I am not really sure if Soumet had much in mind beyond judicious parallelism of expression when he drafted this play. The Druids are sort of Gallic, and this being 1831 and the era of much revolutionary and Romantic fervor in France, their struggles toward nationhood may parallel something going on in contemporary French politics. But it is not interesting enough to try to figure out what.

Romani and Bellini were probably even less interested in any messages the script contained. They saw characters, hopelessly at odds, who spend much of the time keyed up to very high emotive levels. For opera, this is a can't-miss situation. Provided the composer rises to the challenge; and the score of Norma is famously, relentlessly, gorgeous. It's technically difficult, virtuoso material that at the same time delivers great direct emotional appeal: not an easy combination to bring off, but a marvelous experience when it happens.

I watched Norma recently in a production recorded in 2006 at the Munich Staatsoper. The director, Jürgen Rose, opted for a haphazard scheme. The Romans dressed like banana-republic soldiers, complete with assault rifles. The Druids, for their part, were stuck in fairyland, with arcane blue tattoos on their palms and sinister dirks which they concealed in handy stones, as is the wont of mythical Celts. But then later the Druids showed up in their barbarian robes, waving pikes, but wearing ill-fitting balaclavas and brandishing their own automatic weapons! I sense a certain what-the-hellness about the concept here.

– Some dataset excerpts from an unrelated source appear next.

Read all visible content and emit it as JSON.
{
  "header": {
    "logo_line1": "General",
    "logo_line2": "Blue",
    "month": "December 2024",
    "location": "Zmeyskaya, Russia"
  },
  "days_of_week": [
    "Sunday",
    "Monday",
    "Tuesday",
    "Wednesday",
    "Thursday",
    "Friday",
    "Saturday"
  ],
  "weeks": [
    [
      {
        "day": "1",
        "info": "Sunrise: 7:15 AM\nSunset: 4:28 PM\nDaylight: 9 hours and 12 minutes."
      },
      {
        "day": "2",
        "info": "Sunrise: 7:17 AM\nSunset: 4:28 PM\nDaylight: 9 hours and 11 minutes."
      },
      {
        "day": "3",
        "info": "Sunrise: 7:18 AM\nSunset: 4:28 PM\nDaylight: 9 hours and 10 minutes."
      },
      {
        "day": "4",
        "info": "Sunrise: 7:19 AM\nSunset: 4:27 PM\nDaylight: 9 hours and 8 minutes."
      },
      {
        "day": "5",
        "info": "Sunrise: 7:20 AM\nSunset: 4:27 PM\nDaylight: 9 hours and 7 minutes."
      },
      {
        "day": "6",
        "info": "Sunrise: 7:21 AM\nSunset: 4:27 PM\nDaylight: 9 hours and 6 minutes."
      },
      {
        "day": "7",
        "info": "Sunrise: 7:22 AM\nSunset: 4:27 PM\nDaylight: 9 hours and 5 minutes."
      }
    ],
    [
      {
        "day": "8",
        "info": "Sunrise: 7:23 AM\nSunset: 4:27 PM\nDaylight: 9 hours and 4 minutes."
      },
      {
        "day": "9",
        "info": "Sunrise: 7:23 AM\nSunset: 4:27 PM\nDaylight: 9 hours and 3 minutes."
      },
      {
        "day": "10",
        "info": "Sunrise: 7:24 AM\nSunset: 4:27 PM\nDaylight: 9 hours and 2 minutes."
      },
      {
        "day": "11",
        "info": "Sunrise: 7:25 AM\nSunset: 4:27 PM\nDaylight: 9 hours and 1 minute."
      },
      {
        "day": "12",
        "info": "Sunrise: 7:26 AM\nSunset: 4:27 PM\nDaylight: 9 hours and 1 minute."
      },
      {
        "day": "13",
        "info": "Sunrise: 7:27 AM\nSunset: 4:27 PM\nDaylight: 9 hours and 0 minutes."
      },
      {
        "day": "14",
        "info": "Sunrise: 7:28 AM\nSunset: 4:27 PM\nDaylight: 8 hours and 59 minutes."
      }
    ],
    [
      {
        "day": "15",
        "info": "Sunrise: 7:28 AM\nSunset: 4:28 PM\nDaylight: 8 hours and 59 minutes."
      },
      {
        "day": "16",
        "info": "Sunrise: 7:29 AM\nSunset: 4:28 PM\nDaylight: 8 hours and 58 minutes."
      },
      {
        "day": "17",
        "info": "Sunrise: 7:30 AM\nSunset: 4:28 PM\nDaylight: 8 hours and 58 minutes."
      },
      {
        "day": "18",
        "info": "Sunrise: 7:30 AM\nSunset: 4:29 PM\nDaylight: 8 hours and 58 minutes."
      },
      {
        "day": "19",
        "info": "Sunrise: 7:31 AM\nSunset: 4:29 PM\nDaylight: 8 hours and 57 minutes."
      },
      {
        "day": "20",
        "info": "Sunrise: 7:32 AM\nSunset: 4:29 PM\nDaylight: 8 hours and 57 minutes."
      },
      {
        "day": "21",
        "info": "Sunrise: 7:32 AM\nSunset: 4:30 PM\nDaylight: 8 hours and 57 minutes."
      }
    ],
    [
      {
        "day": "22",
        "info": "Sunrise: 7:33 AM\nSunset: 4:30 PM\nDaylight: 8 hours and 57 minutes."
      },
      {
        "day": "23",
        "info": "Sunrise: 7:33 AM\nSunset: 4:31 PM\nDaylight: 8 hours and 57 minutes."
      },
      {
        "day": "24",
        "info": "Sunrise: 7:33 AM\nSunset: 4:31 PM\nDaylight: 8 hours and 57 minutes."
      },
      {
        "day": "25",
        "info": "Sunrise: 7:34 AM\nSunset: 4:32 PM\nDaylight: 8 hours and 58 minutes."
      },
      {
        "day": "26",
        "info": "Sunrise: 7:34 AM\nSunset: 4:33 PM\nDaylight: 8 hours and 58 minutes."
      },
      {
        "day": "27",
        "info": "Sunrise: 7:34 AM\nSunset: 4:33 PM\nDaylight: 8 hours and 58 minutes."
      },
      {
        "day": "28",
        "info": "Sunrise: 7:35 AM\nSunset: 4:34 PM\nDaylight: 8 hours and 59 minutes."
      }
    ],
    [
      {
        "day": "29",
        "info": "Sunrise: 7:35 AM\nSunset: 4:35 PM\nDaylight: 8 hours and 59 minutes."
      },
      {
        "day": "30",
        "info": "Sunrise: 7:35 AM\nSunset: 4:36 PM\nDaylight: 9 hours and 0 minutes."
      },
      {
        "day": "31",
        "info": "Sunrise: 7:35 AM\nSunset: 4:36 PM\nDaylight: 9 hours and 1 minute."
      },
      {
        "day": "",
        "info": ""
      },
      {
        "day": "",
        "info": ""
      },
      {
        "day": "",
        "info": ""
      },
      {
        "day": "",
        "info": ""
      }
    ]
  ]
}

The star of the show was the great soprano Edita Gruberova, in her last years as prima donna at Munich. Gruberova was 59 at the time – younger than I am now, so not all that old by the calendar, I should note. But pretty old to be racing around stage carrying the enormous burden of the role of Norma. At 59, Gruberova was athletic, both physically and vocally. If she didn't look the part … a high percentage of opera performers don't. From the cheap seats, you can rarely tell if they don't. I found Gruberova to be pretty compelling.

Soumet, Alexandre. Norma. Paris: Barba, 1831.